= Dorothy Purdew =

British businesswoman (1932–2023)

Dorothy Rose Sanders Purdew (4 March 1932 – 5 September 2023) was a British businesswoman who was recognized for her role in the development and management of the Champneys spa chain.

==Early life and family==

Purdew was born on 4 March 1932, in Clapham, South London to working class parents. Her mother, May, descended from a Liverpool docker lineage, and her father, Dickie, an orphan, was raised in a workhouse before becoming a labourer and plumber. The family moved to Harrow when she was five years old and lived in rented rooms in South Harrow. During World War II, Dorothy was evacuated to a farm in Wiltshire, while her father served in North Africa and her mother worked in an ammunition factory. Her formal education concluded at 14 due to financial constraints.

==Career==
After leaving school at 14, Purdew worked in a dress-making factory.
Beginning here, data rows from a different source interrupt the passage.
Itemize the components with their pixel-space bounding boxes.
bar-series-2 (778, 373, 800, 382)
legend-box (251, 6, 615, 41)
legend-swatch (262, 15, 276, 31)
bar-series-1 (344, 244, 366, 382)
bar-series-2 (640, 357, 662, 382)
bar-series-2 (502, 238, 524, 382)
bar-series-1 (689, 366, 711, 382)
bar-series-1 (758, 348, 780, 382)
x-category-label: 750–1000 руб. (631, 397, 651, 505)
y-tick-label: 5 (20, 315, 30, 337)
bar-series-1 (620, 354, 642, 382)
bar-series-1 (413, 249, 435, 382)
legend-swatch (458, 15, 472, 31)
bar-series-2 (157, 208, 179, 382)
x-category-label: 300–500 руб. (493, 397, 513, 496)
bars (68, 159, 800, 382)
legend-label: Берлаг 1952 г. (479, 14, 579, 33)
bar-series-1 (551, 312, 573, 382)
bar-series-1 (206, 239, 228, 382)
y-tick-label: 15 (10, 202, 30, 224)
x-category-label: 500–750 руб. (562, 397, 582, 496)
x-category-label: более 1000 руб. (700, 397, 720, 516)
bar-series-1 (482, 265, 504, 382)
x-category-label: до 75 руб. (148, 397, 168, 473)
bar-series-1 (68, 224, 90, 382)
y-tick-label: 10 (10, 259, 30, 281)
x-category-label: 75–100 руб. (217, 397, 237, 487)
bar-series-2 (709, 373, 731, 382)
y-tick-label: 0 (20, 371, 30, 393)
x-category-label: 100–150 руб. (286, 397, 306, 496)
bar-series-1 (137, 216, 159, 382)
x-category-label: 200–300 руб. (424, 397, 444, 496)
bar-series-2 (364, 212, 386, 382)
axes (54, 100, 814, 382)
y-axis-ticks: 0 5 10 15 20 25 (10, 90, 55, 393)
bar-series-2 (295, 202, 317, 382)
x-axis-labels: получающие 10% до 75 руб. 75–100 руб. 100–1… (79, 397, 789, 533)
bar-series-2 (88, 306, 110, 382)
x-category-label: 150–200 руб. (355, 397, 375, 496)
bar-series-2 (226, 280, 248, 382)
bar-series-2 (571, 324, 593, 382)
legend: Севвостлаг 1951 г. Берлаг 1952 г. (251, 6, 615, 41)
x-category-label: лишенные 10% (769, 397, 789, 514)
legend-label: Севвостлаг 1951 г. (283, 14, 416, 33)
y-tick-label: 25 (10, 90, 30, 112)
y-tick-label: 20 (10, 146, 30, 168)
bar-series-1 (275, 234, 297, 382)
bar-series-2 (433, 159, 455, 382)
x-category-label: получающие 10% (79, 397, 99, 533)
Following a personal weight loss experience with Weight Watchers in her late 30s, Sanders founded her own slimming club, WeightGuard. Later in life, she attempted to establish a health spa at Thornby Hall in 1978, but faced financial challenges that led to voluntary liquidation.

In 1981, Purdew acquired Henlow Grange, a pre-existing health farm in Bedfordshire, which she developed into a spa. Under her leadership, and in collaboration with her son Stephen, several more spa locations were opened, including Springs in Leicestershire and Forest Mere in Hampshire.

In 2002, the Purdews acquired Champneys spa at Tring in Hertfordshire, leading to the rebranding of their establishments under the Champneys name.

Sanders was awarded an OBE in 2008 for her contributions to the wellness industry. She authored an autobiography, The Long Road to Champneys, in 2010.

==Controversy==
The business strategy of offering celebrities reduced rates for stays became controversial in 2011 when Sir Paul Stephenson resigned as the Metropolitan Police commissioner following a complimentary stay at Champneys Tring.